The Terminally Ill Adults (End of Life) Bill is currently being considered in Parliament. This bill proposes to legalise assisted dying for terminally ill adults in England and Wales who are mentally competent, have a life expectancy of six months or less and meet specific criteria outlined in the bill.
In late April last year my 91-year-old mother Shirley Conran, the feisty campaigner for women’s rights, author and journalist, was rushed to St Mary’s Hospital in Paddington with pneumonia. She was put in the intensive care unit, hooked up to a myriad tubes and bleeping machines, and put on a course of antibiotics.
Although she was horribly bruised and very tired, the antibiotics started working and after a week she seemed to be getting better. Once again she was able to micromanage my brother, sister-in-law and me, who were taking it in shifts to look after her (at one point she cheerfully observed, “Jasper, you haven’t been this obedient since you were six.”)
One morning when I was sitting with her, she was due a visit from the doctor and in walked a very dashing fellow followed with a retinue of acolytes. He drew the curtain around the bed and announced cheerfully, “Shirley, you are dying. Although the antibiotics have done their job your kidneys are now rapidly failing and there is nothing more we can do for you. Would you like to be taken off life support?”
My mother appeared thrilled with this news and with gallows humour drew her hand across her throat like a knife and said: “Yes.” Not once did the doctor look at me, or engage with me in any way — he only addressed my mother, his patient, which was entirely correct. My mother was clearly under the impression that it would all be over by lunchtime and that was fine by her. Nearly all her friends had gradually died, managing the various illnesses that come with extreme age had worn her out and if that weren’t enough, she was unable to write. What she could not have known at that point was the utterly miserable, torturous days that were in store for her.
A visit from the palace
Almost immediately at this point, doctors and most nurses disappear and the patient and family are left to wait for a palliative team to arrive. Their arrival depends entirely on the state of health of the patient — my mother was not considered quite ill enough for their intervention — and this can take days, during which time the patient, family and friends are left in complete limbo.
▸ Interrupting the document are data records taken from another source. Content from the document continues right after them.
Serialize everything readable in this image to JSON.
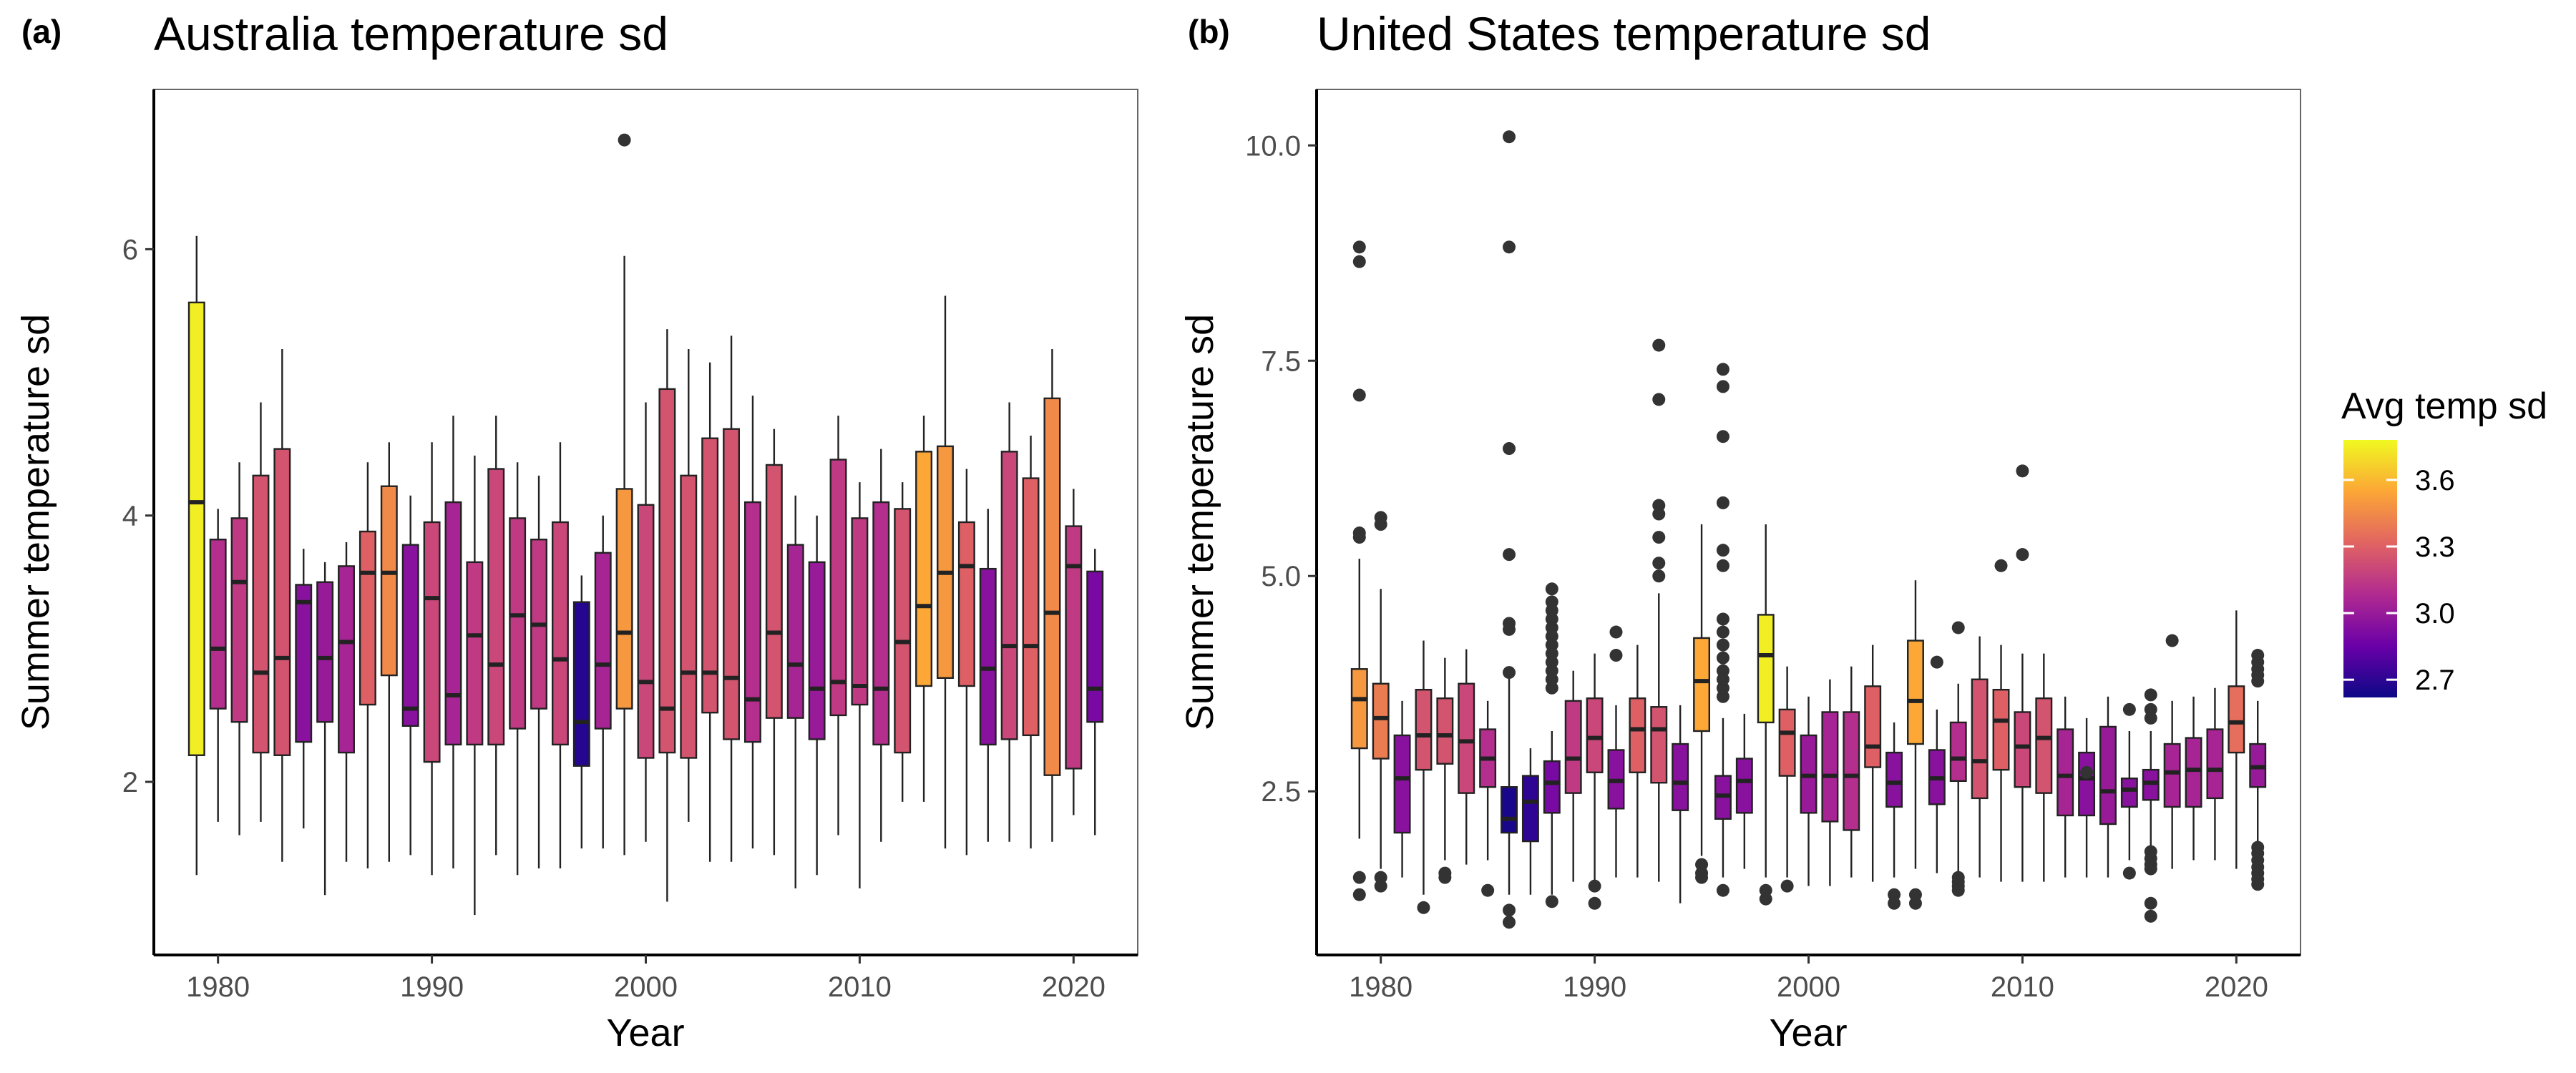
{
  "colors": {
    "low": "#0d0887",
    "mid1": "#6a00a8",
    "mid2": "#b12a90",
    "mid3": "#e16462",
    "mid4": "#fca636",
    "high": "#f0f921",
    "box_stroke": "#222222"
  },
  "legend": {
    "title": "Avg temp sd",
    "ticks": [
      "3.6",
      "3.3",
      "3.0",
      "2.7"
    ],
    "tick_values": [
      3.6,
      3.3,
      3.0,
      2.7
    ],
    "range": [
      2.62,
      3.78
    ]
  },
  "chart_data": [
    {
      "type": "boxplot",
      "panel_label": "(a)",
      "title": "Australia temperature sd",
      "xlabel": "Year",
      "ylabel": "Summer temperature sd",
      "xlim": [
        1977,
        2023
      ],
      "ylim": [
        0.7,
        7.2
      ],
      "xticks": [
        1980,
        1990,
        2000,
        2010,
        2020
      ],
      "yticks": [
        2,
        4,
        6
      ],
      "grid": false,
      "boxes": [
        {
          "x": 1979,
          "q1": 2.2,
          "med": 4.1,
          "q3": 5.6,
          "lo": 1.3,
          "hi": 6.1,
          "c": 3.75
        },
        {
          "x": 1980,
          "q1": 2.55,
          "med": 3.0,
          "q3": 3.82,
          "lo": 1.7,
          "hi": 4.05,
          "c": 3.1
        },
        {
          "x": 1981,
          "q1": 2.45,
          "med": 3.5,
          "q3": 3.98,
          "lo": 1.6,
          "hi": 4.4,
          "c": 3.15
        },
        {
          "x": 1982,
          "q1": 2.22,
          "med": 2.82,
          "q3": 4.3,
          "lo": 1.7,
          "hi": 4.85,
          "c": 3.25
        },
        {
          "x": 1983,
          "q1": 2.2,
          "med": 2.93,
          "q3": 4.5,
          "lo": 1.4,
          "hi": 5.25,
          "c": 3.25
        },
        {
          "x": 1984,
          "q1": 2.3,
          "med": 3.35,
          "q3": 3.48,
          "lo": 1.65,
          "hi": 3.75,
          "c": 2.95
        },
        {
          "x": 1985,
          "q1": 2.45,
          "med": 2.93,
          "q3": 3.5,
          "lo": 1.15,
          "hi": 3.65,
          "c": 3.0
        },
        {
          "x": 1986,
          "q1": 2.22,
          "med": 3.05,
          "q3": 3.62,
          "lo": 1.4,
          "hi": 3.8,
          "c": 3.05
        },
        {
          "x": 1987,
          "q1": 2.58,
          "med": 3.57,
          "q3": 3.88,
          "lo": 1.35,
          "hi": 4.4,
          "c": 3.3
        },
        {
          "x": 1988,
          "q1": 2.8,
          "med": 3.57,
          "q3": 4.22,
          "lo": 1.4,
          "hi": 4.55,
          "c": 3.45
        },
        {
          "x": 1989,
          "q1": 2.42,
          "med": 2.55,
          "q3": 3.78,
          "lo": 1.45,
          "hi": 4.15,
          "c": 2.95
        },
        {
          "x": 1990,
          "q1": 2.15,
          "med": 3.38,
          "q3": 3.95,
          "lo": 1.3,
          "hi": 4.55,
          "c": 3.2
        },
        {
          "x": 1991,
          "q1": 2.28,
          "med": 2.65,
          "q3": 4.1,
          "lo": 1.35,
          "hi": 4.75,
          "c": 3.05
        },
        {
          "x": 1992,
          "q1": 2.28,
          "med": 3.1,
          "q3": 3.65,
          "lo": 1.0,
          "hi": 4.45,
          "c": 3.15
        },
        {
          "x": 1993,
          "q1": 2.28,
          "med": 2.88,
          "q3": 4.35,
          "lo": 1.45,
          "hi": 4.75,
          "c": 3.2
        },
        {
          "x": 1994,
          "q1": 2.4,
          "med": 3.25,
          "q3": 3.98,
          "lo": 1.3,
          "hi": 4.4,
          "c": 3.15
        },
        {
          "x": 1995,
          "q1": 2.55,
          "med": 3.18,
          "q3": 3.82,
          "lo": 1.35,
          "hi": 4.3,
          "c": 3.15
        },
        {
          "x": 1996,
          "q1": 2.28,
          "med": 2.92,
          "q3": 3.95,
          "lo": 1.35,
          "hi": 4.55,
          "c": 3.2
        },
        {
          "x": 1997,
          "q1": 2.12,
          "med": 2.45,
          "q3": 3.35,
          "lo": 1.5,
          "hi": 3.55,
          "c": 2.68
        },
        {
          "x": 1998,
          "q1": 2.4,
          "med": 2.88,
          "q3": 3.72,
          "lo": 1.5,
          "hi": 4.0,
          "c": 3.05
        },
        {
          "x": 1999,
          "q1": 2.55,
          "med": 3.12,
          "q3": 4.2,
          "lo": 1.45,
          "hi": 5.95,
          "c": 3.5,
          "out": [
            6.82
          ]
        },
        {
          "x": 2000,
          "q1": 2.18,
          "med": 2.75,
          "q3": 4.08,
          "lo": 1.55,
          "hi": 4.85,
          "c": 3.2
        },
        {
          "x": 2001,
          "q1": 2.22,
          "med": 2.55,
          "q3": 4.95,
          "lo": 1.1,
          "hi": 5.4,
          "c": 3.25
        },
        {
          "x": 2002,
          "q1": 2.18,
          "med": 2.82,
          "q3": 4.3,
          "lo": 1.7,
          "hi": 5.25,
          "c": 3.25
        },
        {
          "x": 2003,
          "q1": 2.52,
          "med": 2.82,
          "q3": 4.58,
          "lo": 1.4,
          "hi": 5.15,
          "c": 3.25
        },
        {
          "x": 2004,
          "q1": 2.32,
          "med": 2.78,
          "q3": 4.65,
          "lo": 1.4,
          "hi": 5.35,
          "c": 3.25
        },
        {
          "x": 2005,
          "q1": 2.3,
          "med": 2.62,
          "q3": 4.1,
          "lo": 1.5,
          "hi": 4.9,
          "c": 3.1
        },
        {
          "x": 2006,
          "q1": 2.48,
          "med": 3.12,
          "q3": 4.38,
          "lo": 1.45,
          "hi": 4.65,
          "c": 3.25
        },
        {
          "x": 2007,
          "q1": 2.48,
          "med": 2.88,
          "q3": 3.78,
          "lo": 1.2,
          "hi": 4.15,
          "c": 3.05
        },
        {
          "x": 2008,
          "q1": 2.32,
          "med": 2.7,
          "q3": 3.65,
          "lo": 1.3,
          "hi": 4.0,
          "c": 3.0
        },
        {
          "x": 2009,
          "q1": 2.5,
          "med": 2.75,
          "q3": 4.42,
          "lo": 1.6,
          "hi": 4.75,
          "c": 3.15
        },
        {
          "x": 2010,
          "q1": 2.58,
          "med": 2.72,
          "q3": 3.98,
          "lo": 1.2,
          "hi": 4.25,
          "c": 3.15
        },
        {
          "x": 2011,
          "q1": 2.28,
          "med": 2.7,
          "q3": 4.1,
          "lo": 1.55,
          "hi": 4.5,
          "c": 3.1
        },
        {
          "x": 2012,
          "q1": 2.22,
          "med": 3.05,
          "q3": 4.05,
          "lo": 1.85,
          "hi": 4.25,
          "c": 3.25
        },
        {
          "x": 2013,
          "q1": 2.72,
          "med": 3.32,
          "q3": 4.48,
          "lo": 1.85,
          "hi": 4.75,
          "c": 3.55
        },
        {
          "x": 2014,
          "q1": 2.78,
          "med": 3.57,
          "q3": 4.52,
          "lo": 1.5,
          "hi": 5.65,
          "c": 3.5
        },
        {
          "x": 2015,
          "q1": 2.72,
          "med": 3.62,
          "q3": 3.95,
          "lo": 1.45,
          "hi": 4.35,
          "c": 3.3
        },
        {
          "x": 2016,
          "q1": 2.28,
          "med": 2.85,
          "q3": 3.6,
          "lo": 1.55,
          "hi": 4.05,
          "c": 2.95
        },
        {
          "x": 2017,
          "q1": 2.32,
          "med": 3.02,
          "q3": 4.48,
          "lo": 1.55,
          "hi": 4.85,
          "c": 3.2
        },
        {
          "x": 2018,
          "q1": 2.35,
          "med": 3.02,
          "q3": 4.28,
          "lo": 1.5,
          "hi": 4.6,
          "c": 3.3
        },
        {
          "x": 2019,
          "q1": 2.05,
          "med": 3.27,
          "q3": 4.88,
          "lo": 1.55,
          "hi": 5.25,
          "c": 3.45
        },
        {
          "x": 2020,
          "q1": 2.1,
          "med": 3.62,
          "q3": 3.92,
          "lo": 1.75,
          "hi": 4.2,
          "c": 3.15
        },
        {
          "x": 2021,
          "q1": 2.45,
          "med": 2.7,
          "q3": 3.58,
          "lo": 1.6,
          "hi": 3.75,
          "c": 2.9
        }
      ]
    },
    {
      "type": "boxplot",
      "panel_label": "(b)",
      "title": "United States temperature sd",
      "xlabel": "Year",
      "ylabel": "Summer temperature sd",
      "xlim": [
        1977,
        2023
      ],
      "ylim": [
        0.6,
        10.65
      ],
      "xticks": [
        1980,
        1990,
        2000,
        2010,
        2020
      ],
      "yticks": [
        2.5,
        5.0,
        7.5,
        10.0
      ],
      "ytick_labels": [
        "2.5",
        "5.0",
        "7.5",
        "10.0"
      ],
      "grid": false,
      "boxes": [
        {
          "x": 1979,
          "q1": 3.0,
          "med": 3.57,
          "q3": 3.92,
          "lo": 1.95,
          "hi": 5.2,
          "c": 3.5,
          "out": [
            8.82,
            8.65,
            7.1,
            5.5,
            5.45,
            1.5,
            1.3
          ]
        },
        {
          "x": 1980,
          "q1": 2.88,
          "med": 3.35,
          "q3": 3.75,
          "lo": 1.6,
          "hi": 4.85,
          "c": 3.4,
          "out": [
            5.68,
            5.6,
            1.5,
            1.4
          ]
        },
        {
          "x": 1981,
          "q1": 2.02,
          "med": 2.65,
          "q3": 3.15,
          "lo": 1.5,
          "hi": 3.55,
          "c": 2.95
        },
        {
          "x": 1982,
          "q1": 2.75,
          "med": 3.15,
          "q3": 3.68,
          "lo": 1.3,
          "hi": 4.25,
          "c": 3.25,
          "out": [
            1.15
          ]
        },
        {
          "x": 1983,
          "q1": 2.82,
          "med": 3.15,
          "q3": 3.58,
          "lo": 1.7,
          "hi": 4.05,
          "c": 3.25,
          "out": [
            1.55,
            1.5
          ]
        },
        {
          "x": 1984,
          "q1": 2.48,
          "med": 3.08,
          "q3": 3.75,
          "lo": 1.65,
          "hi": 4.15,
          "c": 3.2
        },
        {
          "x": 1985,
          "q1": 2.55,
          "med": 2.88,
          "q3": 3.22,
          "lo": 1.7,
          "hi": 3.55,
          "c": 3.1,
          "out": [
            1.35
          ]
        },
        {
          "x": 1986,
          "q1": 2.02,
          "med": 2.18,
          "q3": 2.55,
          "lo": 1.3,
          "hi": 3.85,
          "c": 2.65,
          "out": [
            10.1,
            8.82,
            6.48,
            5.25,
            4.45,
            4.38,
            3.88,
            1.12,
            0.98
          ]
        },
        {
          "x": 1987,
          "q1": 1.92,
          "med": 2.38,
          "q3": 2.68,
          "lo": 1.3,
          "hi": 3.0,
          "c": 2.7
        },
        {
          "x": 1988,
          "q1": 2.25,
          "med": 2.6,
          "q3": 2.85,
          "lo": 1.3,
          "hi": 3.2,
          "c": 2.9,
          "out": [
            4.85,
            4.7,
            4.6,
            4.5,
            4.4,
            4.3,
            4.2,
            4.1,
            4.0,
            3.9,
            3.8,
            3.7,
            1.22
          ]
        },
        {
          "x": 1989,
          "q1": 2.48,
          "med": 2.88,
          "q3": 3.55,
          "lo": 1.45,
          "hi": 3.9,
          "c": 3.15
        },
        {
          "x": 1990,
          "q1": 2.72,
          "med": 3.12,
          "q3": 3.58,
          "lo": 1.45,
          "hi": 4.1,
          "c": 3.2,
          "out": [
            1.4,
            1.2
          ]
        },
        {
          "x": 1991,
          "q1": 2.3,
          "med": 2.62,
          "q3": 2.98,
          "lo": 1.5,
          "hi": 3.5,
          "c": 2.95,
          "out": [
            4.35,
            4.08
          ]
        },
        {
          "x": 1992,
          "q1": 2.72,
          "med": 3.22,
          "q3": 3.58,
          "lo": 1.5,
          "hi": 4.2,
          "c": 3.3
        },
        {
          "x": 1993,
          "q1": 2.6,
          "med": 3.22,
          "q3": 3.48,
          "lo": 1.45,
          "hi": 4.8,
          "c": 3.25,
          "out": [
            7.68,
            7.05,
            5.82,
            5.72,
            5.45,
            5.15,
            5.0
          ]
        },
        {
          "x": 1994,
          "q1": 2.28,
          "med": 2.6,
          "q3": 3.05,
          "lo": 1.2,
          "hi": 3.5,
          "c": 2.95
        },
        {
          "x": 1995,
          "q1": 3.2,
          "med": 3.78,
          "q3": 4.28,
          "lo": 1.75,
          "hi": 5.6,
          "c": 3.55,
          "out": [
            1.65,
            1.55,
            1.5
          ]
        },
        {
          "x": 1996,
          "q1": 2.18,
          "med": 2.45,
          "q3": 2.68,
          "lo": 1.5,
          "hi": 3.35,
          "c": 2.95,
          "out": [
            7.4,
            7.2,
            6.62,
            5.85,
            5.3,
            5.12,
            4.5,
            4.35,
            4.2,
            4.05,
            3.9,
            3.8,
            3.7,
            3.6,
            1.35
          ]
        },
        {
          "x": 1997,
          "q1": 2.25,
          "med": 2.62,
          "q3": 2.88,
          "lo": 1.6,
          "hi": 3.4,
          "c": 2.95
        },
        {
          "x": 1998,
          "q1": 3.3,
          "med": 4.08,
          "q3": 4.55,
          "lo": 1.5,
          "hi": 5.6,
          "c": 3.75,
          "out": [
            1.35,
            1.25
          ]
        },
        {
          "x": 1999,
          "q1": 2.68,
          "med": 3.18,
          "q3": 3.45,
          "lo": 1.5,
          "hi": 3.95,
          "c": 3.3,
          "out": [
            1.4
          ]
        },
        {
          "x": 2000,
          "q1": 2.25,
          "med": 2.68,
          "q3": 3.15,
          "lo": 1.4,
          "hi": 3.6,
          "c": 3.0
        },
        {
          "x": 2001,
          "q1": 2.15,
          "med": 2.68,
          "q3": 3.42,
          "lo": 1.4,
          "hi": 3.8,
          "c": 3.05
        },
        {
          "x": 2002,
          "q1": 2.05,
          "med": 2.68,
          "q3": 3.42,
          "lo": 1.5,
          "hi": 3.95,
          "c": 3.1
        },
        {
          "x": 2003,
          "q1": 2.78,
          "med": 3.02,
          "q3": 3.72,
          "lo": 1.45,
          "hi": 4.2,
          "c": 3.3
        },
        {
          "x": 2004,
          "q1": 2.32,
          "med": 2.6,
          "q3": 2.95,
          "lo": 1.5,
          "hi": 3.3,
          "c": 2.95,
          "out": [
            1.3,
            1.2
          ]
        },
        {
          "x": 2005,
          "q1": 3.05,
          "med": 3.55,
          "q3": 4.25,
          "lo": 1.6,
          "hi": 4.95,
          "c": 3.55,
          "out": [
            1.3,
            1.2
          ]
        },
        {
          "x": 2006,
          "q1": 2.35,
          "med": 2.65,
          "q3": 2.98,
          "lo": 1.55,
          "hi": 3.45,
          "c": 2.95,
          "out": [
            4.0
          ]
        },
        {
          "x": 2007,
          "q1": 2.62,
          "med": 2.88,
          "q3": 3.3,
          "lo": 1.55,
          "hi": 3.75,
          "c": 3.1,
          "out": [
            4.4,
            1.5,
            1.45,
            1.4,
            1.35
          ]
        },
        {
          "x": 2008,
          "q1": 2.42,
          "med": 2.85,
          "q3": 3.8,
          "lo": 1.5,
          "hi": 4.3,
          "c": 3.25
        },
        {
          "x": 2009,
          "q1": 2.75,
          "med": 3.32,
          "q3": 3.68,
          "lo": 1.45,
          "hi": 4.2,
          "c": 3.3,
          "out": [
            5.12
          ]
        },
        {
          "x": 2010,
          "q1": 2.55,
          "med": 3.02,
          "q3": 3.42,
          "lo": 1.45,
          "hi": 4.1,
          "c": 3.2,
          "out": [
            6.22,
            5.25
          ]
        },
        {
          "x": 2011,
          "q1": 2.48,
          "med": 3.12,
          "q3": 3.58,
          "lo": 1.45,
          "hi": 4.1,
          "c": 3.25
        },
        {
          "x": 2012,
          "q1": 2.22,
          "med": 2.68,
          "q3": 3.22,
          "lo": 1.5,
          "hi": 3.6,
          "c": 3.05
        },
        {
          "x": 2013,
          "q1": 2.22,
          "med": 2.65,
          "q3": 2.95,
          "lo": 1.5,
          "hi": 3.35,
          "c": 2.95,
          "out": [
            2.72
          ]
        },
        {
          "x": 2014,
          "q1": 2.12,
          "med": 2.5,
          "q3": 3.25,
          "lo": 1.5,
          "hi": 3.6,
          "c": 3.0
        },
        {
          "x": 2015,
          "q1": 2.32,
          "med": 2.52,
          "q3": 2.65,
          "lo": 1.7,
          "hi": 3.2,
          "c": 2.95,
          "out": [
            3.45,
            1.55
          ]
        },
        {
          "x": 2016,
          "q1": 2.4,
          "med": 2.6,
          "q3": 2.75,
          "lo": 1.8,
          "hi": 3.2,
          "c": 2.95,
          "out": [
            3.62,
            3.45,
            3.35,
            1.8,
            1.72,
            1.65,
            1.6,
            1.2,
            1.05
          ]
        },
        {
          "x": 2017,
          "q1": 2.32,
          "med": 2.72,
          "q3": 3.05,
          "lo": 1.6,
          "hi": 3.55,
          "c": 3.05,
          "out": [
            4.25
          ]
        },
        {
          "x": 2018,
          "q1": 2.32,
          "med": 2.75,
          "q3": 3.12,
          "lo": 1.7,
          "hi": 3.6,
          "c": 3.05
        },
        {
          "x": 2019,
          "q1": 2.42,
          "med": 2.75,
          "q3": 3.22,
          "lo": 1.7,
          "hi": 3.7,
          "c": 3.05
        },
        {
          "x": 2020,
          "q1": 2.95,
          "med": 3.3,
          "q3": 3.72,
          "lo": 1.6,
          "hi": 4.6,
          "c": 3.35
        },
        {
          "x": 2021,
          "q1": 2.55,
          "med": 2.78,
          "q3": 3.05,
          "lo": 1.9,
          "hi": 3.55,
          "c": 3.0,
          "out": [
            4.08,
            4.0,
            3.92,
            3.85,
            3.78,
            1.85,
            1.78,
            1.7,
            1.62,
            1.55,
            1.48,
            1.42
          ]
        }
      ]
    }
  ]
}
Finally, the palliative team did arrive in the form of two of the kindest people I have ever met and they explained what they would be prescribing. When a person’s kidneys start failing, other organs in the body start shutting down too due to the build-up of waste and excess fluid in the blood. We were told that because of the damage to her kidneys she would be unable to process morphine and would have to have her pain treated by Oxycodone and Fentanyl. And so it was, my mother was being poisoned slowly but surely by the drugs and her body.
My mother had been made a Dame of the British Empire just before she got ill. She clearly was not going to make it to Windsor Castle for her investiture, so we decided to ask the powers that be at the palace if they would come to the hospital. They readily agreed to this and performed in tremendous style. Shiny cars with pendants flying arrived at the hospital and out stepped the Lord-Lieutenant of London Sir Kenneth Olisa in full fig and sword to boot.
What the drugs don’t mask
It would have been wonderful if while she was aware of what was going on the curtain could have gently closed, as she wanted
It was a moving and uplifting experience with my mother’s family, friends and nurses around her, celebrating her numerous extraordinary achievements. It would have been wonderful if while she was still aware of what was going on the curtain could have gently closed, as she wanted. However, it was not to be and in the grindingly long days to follow my mother was forced to endure real misery of a kind that you would not wish to see visited on your worst enemy, let alone a dog.
Although Oxycodone and Fentanyl are very effective pain killers, what they can’t really mask is the extreme discomfort of the body’s crucial functions shutting down. To witness a 91-year-old person writhing, squirming and thrashing around tearing at their clothes for days — seemingly without end and crying out for their mother to come and help them — is beyond any sort of heartbreaking that you can imagine. Unless you have witnessed this for yourself, I doubt that you will be able to comprehend the horror.
By now you will probably have cottoned on to the fact that I am very pro the assisted dying Bill. While I am respectful of those who are against it, I would hope that MPs vote not only with their consciences but also make it their business to sit next to a person who is at the end of life — and is for whatever reason in extreme discomfort, pain or in some cases agony — in order that they fully acquaint themselves with the reality of a miserable death. To stare it in the face and realise that one day, perhaps, this could be inflicted on them too.